Tokio se blinda y las protestas se intensifican en víspera del funeral de Abe

Tokio, 26 sep (EFE).- Japón prepara con un gran despliegue de seguridad el funeral de Estado del ex primer ministro Shinzo Abe que se celebrará este martes, durante el que se movilizará a unos 20.000 agentes y militares, mientras siguen las protestas contra su celebración.

Unas 4.300 personas, incluidos unos 700 representantes de 217 países y organizaciones internacionales, asistirán al acto que tendrá lugar en el pabellón Nippon Budokan de Tokio.

Entre los invitados hay representantes de los órganos legislativos y judicial del país, responsables de gobiernos locales, líderes empresariales y dignatarios extranjeros.

Algunos de los asistentes foráneos de mayor perfil son la vicepresidenta estadounidense, Kamala Harris; el presidente del Consejo Europeo, Charles Michel; el primer ministro de Cuba, Manuel Marrero; el primer ministro indio, Narendra Modi; o los cancilleres de México y El Salvador, Marcelo Ebrard y Alexandra Hill, entre otros.

Aunque las inmediaciones del Nippon Budokan serán inaccesibles para cualquier persona que no se encuentre entre los invitados o el personal acreditado, se instalará un área de ofrenda de flores para el público en general en el cercano parque Kudanzaka que permanecerá abierto entre las 10:00 y las 16:00, hora local.

MEDIDAS DE SEGURIDAD

Los cuerpos de seguridad, que desde hace días vigilan junto a patrullas caninas estaciones de metro como la concurrida estación de Tokio o los aeropuertos del área capitalina ante la prevista llegada de los dignatarios, estrecharon su nivel de alerta en la víspera del acto.

Las taquillas y papeleras de estaciones céntricas han sido selladas para evitar intentos de atentado, al igual que en ocasiones como la entronización del emperador Naruhito en 2019 o el encuentro en Tokio el pasado mayo de los líderes del Quad, el diálogo de seguridad que aúna a Japón, Estados Unidos, la India y Australia.

Desde hoy y hasta el miércoles, varias autopistas, carreteras y calles estarán cortadas con el fin de que puedan ser usadas de manera exclusiva por los invitados al encuentro y garantizar así su seguridad, según informó la Policía Metropolitana de Tokio.

HORA Y MEDIA DE CEREMONIA

La ceremonia fúnebre se prolongará aproximadamente una hora y media, en torno a la mitad de lo que duró el funeral de Estado por Shigeru Yoshida en 1965, el primero y hasta hora único de este tipo de acto financiado con dinero público para un ex primer ministro.

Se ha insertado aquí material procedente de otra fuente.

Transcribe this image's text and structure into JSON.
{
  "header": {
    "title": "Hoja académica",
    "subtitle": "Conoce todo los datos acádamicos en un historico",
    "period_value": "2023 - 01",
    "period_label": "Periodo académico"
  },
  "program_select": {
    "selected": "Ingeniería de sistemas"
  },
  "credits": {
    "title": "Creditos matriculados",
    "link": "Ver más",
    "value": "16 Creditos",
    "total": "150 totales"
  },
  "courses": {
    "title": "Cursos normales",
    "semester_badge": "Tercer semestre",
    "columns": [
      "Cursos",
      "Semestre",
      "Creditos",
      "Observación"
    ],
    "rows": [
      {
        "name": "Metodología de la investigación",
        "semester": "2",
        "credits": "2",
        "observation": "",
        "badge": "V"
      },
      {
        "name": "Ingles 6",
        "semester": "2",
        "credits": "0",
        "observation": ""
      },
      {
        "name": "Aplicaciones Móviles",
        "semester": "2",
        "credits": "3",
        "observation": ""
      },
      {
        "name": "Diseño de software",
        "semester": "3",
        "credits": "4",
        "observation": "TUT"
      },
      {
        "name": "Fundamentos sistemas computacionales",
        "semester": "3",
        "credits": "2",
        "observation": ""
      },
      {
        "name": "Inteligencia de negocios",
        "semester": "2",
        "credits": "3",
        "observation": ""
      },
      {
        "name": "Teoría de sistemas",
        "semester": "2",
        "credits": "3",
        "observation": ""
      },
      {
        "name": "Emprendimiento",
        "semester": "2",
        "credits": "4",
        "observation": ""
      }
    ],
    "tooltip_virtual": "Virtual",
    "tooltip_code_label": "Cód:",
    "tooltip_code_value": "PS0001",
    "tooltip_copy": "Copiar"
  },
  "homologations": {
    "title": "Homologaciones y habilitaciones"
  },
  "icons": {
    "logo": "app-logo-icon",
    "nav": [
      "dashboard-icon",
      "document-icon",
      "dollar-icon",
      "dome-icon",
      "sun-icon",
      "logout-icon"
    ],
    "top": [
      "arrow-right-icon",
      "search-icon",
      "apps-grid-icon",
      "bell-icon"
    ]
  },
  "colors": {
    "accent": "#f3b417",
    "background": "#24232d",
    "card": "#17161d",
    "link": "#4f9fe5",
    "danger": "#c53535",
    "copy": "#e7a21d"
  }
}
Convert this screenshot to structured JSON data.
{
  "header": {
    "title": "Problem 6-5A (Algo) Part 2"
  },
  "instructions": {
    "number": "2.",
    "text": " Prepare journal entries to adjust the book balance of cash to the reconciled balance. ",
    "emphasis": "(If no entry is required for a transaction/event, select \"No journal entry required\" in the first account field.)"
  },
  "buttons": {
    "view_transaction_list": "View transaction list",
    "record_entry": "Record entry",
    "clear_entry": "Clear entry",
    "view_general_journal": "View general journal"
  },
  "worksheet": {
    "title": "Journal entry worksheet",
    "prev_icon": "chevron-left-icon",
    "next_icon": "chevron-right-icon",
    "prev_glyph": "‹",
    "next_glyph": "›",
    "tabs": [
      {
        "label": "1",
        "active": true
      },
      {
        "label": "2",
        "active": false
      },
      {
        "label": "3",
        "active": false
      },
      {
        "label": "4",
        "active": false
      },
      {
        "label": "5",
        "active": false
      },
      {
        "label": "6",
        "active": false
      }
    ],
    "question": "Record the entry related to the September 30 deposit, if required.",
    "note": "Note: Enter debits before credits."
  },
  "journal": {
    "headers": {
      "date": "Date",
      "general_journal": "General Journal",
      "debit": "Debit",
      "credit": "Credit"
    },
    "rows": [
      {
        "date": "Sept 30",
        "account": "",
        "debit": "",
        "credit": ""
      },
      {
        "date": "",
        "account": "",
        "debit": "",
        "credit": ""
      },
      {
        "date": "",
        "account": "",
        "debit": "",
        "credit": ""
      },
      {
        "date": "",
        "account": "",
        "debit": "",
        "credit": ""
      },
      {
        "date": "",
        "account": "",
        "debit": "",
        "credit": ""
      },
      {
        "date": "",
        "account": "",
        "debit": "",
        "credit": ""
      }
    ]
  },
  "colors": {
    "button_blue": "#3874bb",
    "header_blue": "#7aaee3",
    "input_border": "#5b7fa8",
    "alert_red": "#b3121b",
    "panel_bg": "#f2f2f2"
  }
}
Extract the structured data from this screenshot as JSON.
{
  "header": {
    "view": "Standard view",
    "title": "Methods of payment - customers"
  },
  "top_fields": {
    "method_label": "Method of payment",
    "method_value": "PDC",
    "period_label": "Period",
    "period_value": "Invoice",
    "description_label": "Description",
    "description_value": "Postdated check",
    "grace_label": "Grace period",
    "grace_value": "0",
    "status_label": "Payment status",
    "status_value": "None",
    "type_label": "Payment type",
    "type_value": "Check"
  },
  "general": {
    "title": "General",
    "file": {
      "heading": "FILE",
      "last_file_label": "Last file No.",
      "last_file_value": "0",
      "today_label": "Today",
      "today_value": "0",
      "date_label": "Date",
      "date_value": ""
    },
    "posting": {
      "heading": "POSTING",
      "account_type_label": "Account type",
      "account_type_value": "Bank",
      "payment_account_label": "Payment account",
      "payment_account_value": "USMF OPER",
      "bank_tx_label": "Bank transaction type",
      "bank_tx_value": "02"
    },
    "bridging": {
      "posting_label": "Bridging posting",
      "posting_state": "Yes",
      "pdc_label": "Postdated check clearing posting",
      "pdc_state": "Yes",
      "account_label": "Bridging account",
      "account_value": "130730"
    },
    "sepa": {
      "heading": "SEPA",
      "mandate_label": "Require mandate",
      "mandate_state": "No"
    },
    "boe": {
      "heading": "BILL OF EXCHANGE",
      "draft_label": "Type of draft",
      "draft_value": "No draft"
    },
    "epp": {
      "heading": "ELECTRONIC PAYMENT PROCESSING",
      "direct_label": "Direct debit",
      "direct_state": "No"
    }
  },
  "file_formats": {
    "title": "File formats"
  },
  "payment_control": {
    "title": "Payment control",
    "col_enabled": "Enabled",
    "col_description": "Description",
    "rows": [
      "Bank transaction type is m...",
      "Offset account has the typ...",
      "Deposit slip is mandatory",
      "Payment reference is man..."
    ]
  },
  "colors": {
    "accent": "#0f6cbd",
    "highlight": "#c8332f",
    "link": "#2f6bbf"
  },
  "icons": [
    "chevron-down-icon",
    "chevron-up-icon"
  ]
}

El acto comenzará con una intervención del portavoz del Gobierno, Hirokazu Matsuno, seguido por el himno nacional y un minuto de silencio.

Tras ello se proyectará un vídeo sobre Abe, seguido de varias intervenciones de la esfera ejecutiva y judicial del país, entre ellos el primer ministro, Fumio Kishida, y el ex primer ministro Yoshihide Suga, quien cogió el testigo de Abe tras su dimisión en 2020 y era uno de sus principales aliados políticos.

De acuerdo a la tradición, y pese a la excepción que hicieron con el funeral de la reina Isabel II, los emperadores Naruhito y Masako no asistirán al funeral de Abe, sino que enviarán representantes, al igual que los emperadores eméritos Akihito y Michiko.

PROTESTAS CONVOCADAS

El funeral de Estado por Abe ha generado controversia desde que el primer ministro Fumio Kishida anunció los planes de celebrarlo.

Las manifestaciones, donde han llegado a concentrarse más de 13.000 personas, se han intensificado conforme se acercaba la fecha y este mismo lunes se celebró una movilización en Tokio contra el evento.

Los críticos del evento, en torno a la mitad de la población, según encuestas de los medios locales, rechazan el desembolso público anunciado (unos 12 millones de euros) y el hecho de ensalzar a la polarizante figura de Abe, que cuenta con una alta estima a nivel internacional pero es más divisiva en el país.

Este mismo martes hay convocadas varias manifestaciones antes y durante la celebración del funeral.